The Division of Primary Care and Population Health seeks to serve our community through caring, learning, and innovation for the whole person through all stages of life. While engaged in practice and teaching, our faculty are dedicated to establishing new knowledge as the basis for future practice and prevention, and to the greatest extent possible applying that knowledge to improve care for all and reduce health disparities.
The research scholar will take a leadership role in Pascal Geldsetzer’s research group, which is a “dry lab” focused on quantitative analyses of existing, and often publicly accessible, datasets. The group is currently focused on studying the causal effect of shingles vaccination on cognition. In extensions of this work, the group is also interested in the effect of other vaccinations given in old age on dementia as well as the effect of infections on dementia. Key data sources for our projects are electronic health record data, epidemiological cohort studies, mortality data, and other large health-related administrative datasets. The researcher will be expected to publish in high-impact peer-reviewed journals.
We are in particular looking for individuals with in-depth experience in econometric/quasi-experimental approaches for causal effect estimation (e.g., regression discontinuity and difference-in-differences). We are looking for someone to start as soon as possible but there is no specific deadline for the application – we hire on an ongoing basis.
The initial appointment will be 1-year fixed term. The fixed-term may be renewed for additional years based on business needs.
CORE DUTIES:
- Carrying out data analyses
- Supervising data analyses led by graduate students and postdoctoral fellows
- Writing manuscripts for publication in scientific journals
- Mentoring and advising junior researchers
- Assisting with, and leading the writing of, grant applications for research funding
- Communicating with research funders, data providers, and project administrative staff
EDUCATION & EXPERIENCE:
• Doctoral degree with quantitative training or research experience.
• Training and experience in quasi-experimental techniques (regression discontinuity, difference-in-differences, interrupted time-series, etc.)
• A background in health-related research is a plus but not required
KNOWLEDGE, SKILLS AND ABILITIES:
• Strong coding skills in R, Stata, or other statistical software package.
• Strong writing and analytical skills.
• Ability to prioritize workload.
This role is open to candidates anywhere in the United States.
Why Stanford is for You
Imagine a world without search engines or social platforms. Consider lives saved through first-ever organ transplants and research to cure illnesses. Stanford University has revolutionized the way we live and enrich the world. Supporting this mission is our diverse and dedicated 17,000 staff. We seek talent driven to impact the future of our legacy. Our culture and unique perks empower you with:
- Freedom to grow. We offer career development programs, tuition reimbursement, or audit a course. Join a TedTalk, film screening, or listen to a renowned author or global leader speak.
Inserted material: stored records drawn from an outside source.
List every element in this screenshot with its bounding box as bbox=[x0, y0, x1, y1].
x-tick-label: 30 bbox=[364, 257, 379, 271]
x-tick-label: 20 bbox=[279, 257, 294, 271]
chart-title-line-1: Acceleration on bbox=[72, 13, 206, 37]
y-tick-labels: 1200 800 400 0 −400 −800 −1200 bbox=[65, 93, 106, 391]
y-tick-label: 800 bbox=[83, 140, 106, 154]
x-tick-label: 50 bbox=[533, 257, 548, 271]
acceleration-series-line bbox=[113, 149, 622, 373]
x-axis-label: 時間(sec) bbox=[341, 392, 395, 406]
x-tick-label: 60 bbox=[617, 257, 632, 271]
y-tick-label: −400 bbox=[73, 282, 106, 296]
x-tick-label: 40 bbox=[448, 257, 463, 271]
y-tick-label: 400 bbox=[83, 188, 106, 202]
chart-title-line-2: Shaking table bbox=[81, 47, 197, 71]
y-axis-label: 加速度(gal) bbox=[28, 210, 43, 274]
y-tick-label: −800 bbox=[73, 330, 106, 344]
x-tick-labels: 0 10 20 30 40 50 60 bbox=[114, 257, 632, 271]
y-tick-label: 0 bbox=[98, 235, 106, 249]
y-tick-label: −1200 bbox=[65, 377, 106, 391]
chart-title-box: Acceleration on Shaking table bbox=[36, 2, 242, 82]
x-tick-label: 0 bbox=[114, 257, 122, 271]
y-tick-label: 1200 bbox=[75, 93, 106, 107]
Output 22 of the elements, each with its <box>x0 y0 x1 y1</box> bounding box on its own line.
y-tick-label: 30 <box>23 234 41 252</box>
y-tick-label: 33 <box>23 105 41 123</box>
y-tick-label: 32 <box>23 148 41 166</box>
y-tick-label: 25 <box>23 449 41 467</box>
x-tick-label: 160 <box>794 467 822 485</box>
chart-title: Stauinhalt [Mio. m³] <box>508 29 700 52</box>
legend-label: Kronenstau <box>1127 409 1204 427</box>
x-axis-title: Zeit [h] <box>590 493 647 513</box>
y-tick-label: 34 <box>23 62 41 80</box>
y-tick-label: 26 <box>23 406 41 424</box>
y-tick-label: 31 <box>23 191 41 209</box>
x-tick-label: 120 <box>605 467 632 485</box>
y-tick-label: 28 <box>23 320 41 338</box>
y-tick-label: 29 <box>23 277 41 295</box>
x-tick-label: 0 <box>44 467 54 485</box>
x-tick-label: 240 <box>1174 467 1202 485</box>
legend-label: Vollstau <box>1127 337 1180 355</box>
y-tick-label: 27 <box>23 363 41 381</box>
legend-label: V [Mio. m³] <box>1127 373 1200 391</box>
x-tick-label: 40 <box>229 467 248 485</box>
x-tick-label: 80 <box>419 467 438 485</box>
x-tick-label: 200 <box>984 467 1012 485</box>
- A caring culture. We provide superb retirement plans, generous time-off, and family care resources.
- A healthier you. Climb our rock wall or choose from hundreds of health or fitness classes at our world-class exercise facilities. We also provide excellent health care benefits.
- Discovery and fun. Stroll through historic sculptures, trails, and museums.
- Enviable resources. Enjoy free commuter programs, ridesharing incentives, discounts and more.
The job duties listed are typical examples of work performed by positions in this job classification and are not designed to contain or be interpreted as a comprehensive inventory of all duties, tasks, and responsibilities. Specific duties and responsibilities may vary depending on department or program needs without changing the general nature and scope of the job or level of responsibility. Employees may also perform other duties as assigned.
Stanford is an equal employment opportunity and affirmative action employer. All qualified applicants will receive consideration for employment without regard to race, color, religion, sex, sexual orientation, gender identity, national origin, disability, protected veteran status, or any other characteristic protected by law.